While Dillard’s cautioned that its current revenue performance is no indication of future trends, it said its sales in the stores since re-opening through August 1, 2020 were about 72% of the prior year sales on corresponding days.
Just this week, a study by data tracking service Placer.ai suggested department stores like Macy’s, JCPenney and Dillard’s were starting to see traffic wean in recent weeks amid new spikes in COVID-19 cases in Florida, Arizona, Texas and other states.
Dillards, according to Placer, was enjoying traffic gains of 6.6% in February before the pandemic swept across the country. Its visits flatlined in April before both May and June saw traffic move closer to pre-pandemic levels, said the report.
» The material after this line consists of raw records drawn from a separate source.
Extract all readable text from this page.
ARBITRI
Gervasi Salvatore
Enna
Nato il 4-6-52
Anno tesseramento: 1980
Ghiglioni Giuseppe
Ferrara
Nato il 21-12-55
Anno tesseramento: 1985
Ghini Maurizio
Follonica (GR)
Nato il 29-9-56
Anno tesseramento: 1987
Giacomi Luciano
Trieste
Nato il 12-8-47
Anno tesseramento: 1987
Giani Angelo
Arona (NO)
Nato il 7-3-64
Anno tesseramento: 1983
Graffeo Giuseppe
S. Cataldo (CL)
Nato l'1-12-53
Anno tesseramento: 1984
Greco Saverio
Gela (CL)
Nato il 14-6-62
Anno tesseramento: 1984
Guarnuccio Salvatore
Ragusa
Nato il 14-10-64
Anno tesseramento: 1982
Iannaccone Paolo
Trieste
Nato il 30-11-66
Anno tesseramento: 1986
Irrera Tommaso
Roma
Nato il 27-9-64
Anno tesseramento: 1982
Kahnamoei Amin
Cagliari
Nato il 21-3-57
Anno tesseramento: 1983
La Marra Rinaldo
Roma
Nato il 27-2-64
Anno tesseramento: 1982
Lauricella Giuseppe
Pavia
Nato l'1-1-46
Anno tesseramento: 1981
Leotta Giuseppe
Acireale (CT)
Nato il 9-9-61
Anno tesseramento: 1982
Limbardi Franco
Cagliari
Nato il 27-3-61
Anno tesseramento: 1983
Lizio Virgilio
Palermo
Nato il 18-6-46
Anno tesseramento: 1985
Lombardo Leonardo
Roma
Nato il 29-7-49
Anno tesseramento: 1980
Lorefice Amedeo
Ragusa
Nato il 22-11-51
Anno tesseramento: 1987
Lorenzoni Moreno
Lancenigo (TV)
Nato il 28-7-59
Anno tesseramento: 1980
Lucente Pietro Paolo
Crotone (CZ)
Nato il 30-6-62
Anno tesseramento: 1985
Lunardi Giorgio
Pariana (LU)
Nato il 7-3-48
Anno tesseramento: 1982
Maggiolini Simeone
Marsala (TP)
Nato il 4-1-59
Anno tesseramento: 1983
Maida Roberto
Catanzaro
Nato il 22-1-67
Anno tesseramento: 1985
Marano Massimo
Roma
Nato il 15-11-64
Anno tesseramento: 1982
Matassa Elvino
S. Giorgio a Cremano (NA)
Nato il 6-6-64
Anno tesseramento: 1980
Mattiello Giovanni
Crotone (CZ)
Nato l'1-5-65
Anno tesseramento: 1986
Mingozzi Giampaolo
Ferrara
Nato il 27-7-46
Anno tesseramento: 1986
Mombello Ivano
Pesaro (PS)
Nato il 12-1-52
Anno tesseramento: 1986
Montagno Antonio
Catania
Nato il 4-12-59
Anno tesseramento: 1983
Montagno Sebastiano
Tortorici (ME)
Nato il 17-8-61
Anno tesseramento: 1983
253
Notably, with most of its stores located in Texas and Florida — both states reopened earlier than much of the U.S. — Dillard’s appeared to sidestep the flatlining that its department store peers saw in May. Still, as those very states experience coronavirus spikes, Placer suggests Dillard’s could be at risk for a significant pullback in traffic.
“The brand’s recovery pace is falling off, or plateauing, from its initial traffic rush after being allowed to reopen,” said the report. “Although visits were just 26.7% down for the week of June 15, the closest to 2019 levels, traffic has continued to decline since then.”
For the second quarter, Dillard’s said its inventory decreased 20% while retail gross margin improved to 31.1% compared with 28.7% for the year-ago period.
“During the quarter, we worked hard to control inventory and expenses,” said Dillard’s CEO William Dillard II. “These measures allowed us to improve gross margin and substantially narrow the loss from the prior year second quarter. We will maintain this conservative financial approach as we move forward.”
The firm declined to provide a full-year outlook, citing the ongoing uncertainty surrounding the pandemic.